Advance purchase with timed entry is required for both venues.

When: Wednesday, July 1

Where: Huntington Gardens, 1151 Oxford Rd, San Marino 91108; Hauser & Wirth, 901-909 E 3rd St, Los Angeles 90013

Cost: Huntington Gardens: $25/$29 (weekdays/weekends); tickets for July 1-7, which are for timed entry and must be purchased in advance, will be released June 30 at noon. Book tickets and review Covid safety guidelines here. Hauser & Wirth also requires advance reservations, which you can make here. Review Covid safety guidelines here.

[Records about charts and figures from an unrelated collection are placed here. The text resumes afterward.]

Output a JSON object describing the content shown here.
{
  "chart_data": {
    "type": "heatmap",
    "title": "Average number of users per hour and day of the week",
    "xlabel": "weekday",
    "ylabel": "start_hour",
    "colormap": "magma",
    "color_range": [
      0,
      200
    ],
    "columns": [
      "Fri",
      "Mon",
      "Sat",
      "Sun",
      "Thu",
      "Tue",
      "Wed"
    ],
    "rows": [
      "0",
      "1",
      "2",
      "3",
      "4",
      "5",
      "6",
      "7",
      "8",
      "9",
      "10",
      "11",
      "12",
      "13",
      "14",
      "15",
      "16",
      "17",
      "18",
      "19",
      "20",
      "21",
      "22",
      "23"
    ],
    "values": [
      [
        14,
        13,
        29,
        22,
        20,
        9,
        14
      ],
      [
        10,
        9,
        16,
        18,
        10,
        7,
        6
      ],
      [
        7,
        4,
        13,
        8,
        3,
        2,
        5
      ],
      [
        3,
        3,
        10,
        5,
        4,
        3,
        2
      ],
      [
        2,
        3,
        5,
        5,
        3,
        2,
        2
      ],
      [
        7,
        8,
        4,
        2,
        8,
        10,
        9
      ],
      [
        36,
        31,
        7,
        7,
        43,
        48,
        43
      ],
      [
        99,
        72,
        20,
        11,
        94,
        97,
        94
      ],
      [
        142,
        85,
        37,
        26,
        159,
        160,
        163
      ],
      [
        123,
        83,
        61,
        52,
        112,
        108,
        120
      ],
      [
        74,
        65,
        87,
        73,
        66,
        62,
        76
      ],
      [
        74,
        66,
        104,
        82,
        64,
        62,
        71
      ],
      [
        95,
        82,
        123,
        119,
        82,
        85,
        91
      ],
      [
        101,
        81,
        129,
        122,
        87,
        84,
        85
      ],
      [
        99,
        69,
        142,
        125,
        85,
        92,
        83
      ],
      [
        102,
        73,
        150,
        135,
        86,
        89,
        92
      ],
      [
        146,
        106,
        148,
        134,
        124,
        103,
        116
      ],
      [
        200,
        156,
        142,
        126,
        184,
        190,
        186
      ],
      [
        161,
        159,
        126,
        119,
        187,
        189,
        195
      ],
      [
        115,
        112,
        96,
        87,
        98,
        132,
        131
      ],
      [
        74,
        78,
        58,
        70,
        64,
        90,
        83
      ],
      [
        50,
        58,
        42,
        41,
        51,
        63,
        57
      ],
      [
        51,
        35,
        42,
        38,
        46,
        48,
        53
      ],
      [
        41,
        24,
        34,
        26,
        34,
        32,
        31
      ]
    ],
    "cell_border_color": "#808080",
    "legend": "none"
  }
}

GENTRIFYING LEIMERT – GENTRIFYING LEIMERT A large mural in Leimert Park Village section of Los Angeles. The mural was painted in memory of the Rodney King riots.

5) Community Space: "Multimedia Art and African American Community Formation in LA"

Since time immemorial human beings have drawn on walls to tell stories and connect communities -- sometimes for revolution.  In these recent weeks of the cry for racial and social justice has been amplified through the explosion of art on walls and boarded up storefronts. 

This week's  Wende Museum  lunchtime talk explores "Multimedia Art and African American Community Formation" in LA. The Zoom Webinar features Robeson Taj Frazier, Associate Professor of Communication at USC and Director of the Institute for Diversity and Empowerment at Annenberg (IDEA) in conversation with Joes Segal, the Wende Museum's Chief Curator and Director of Programming. 

When: Wednesday, July 1, 12 pm

Where: Wende Museum (online). You can register for the Zoom webinar here.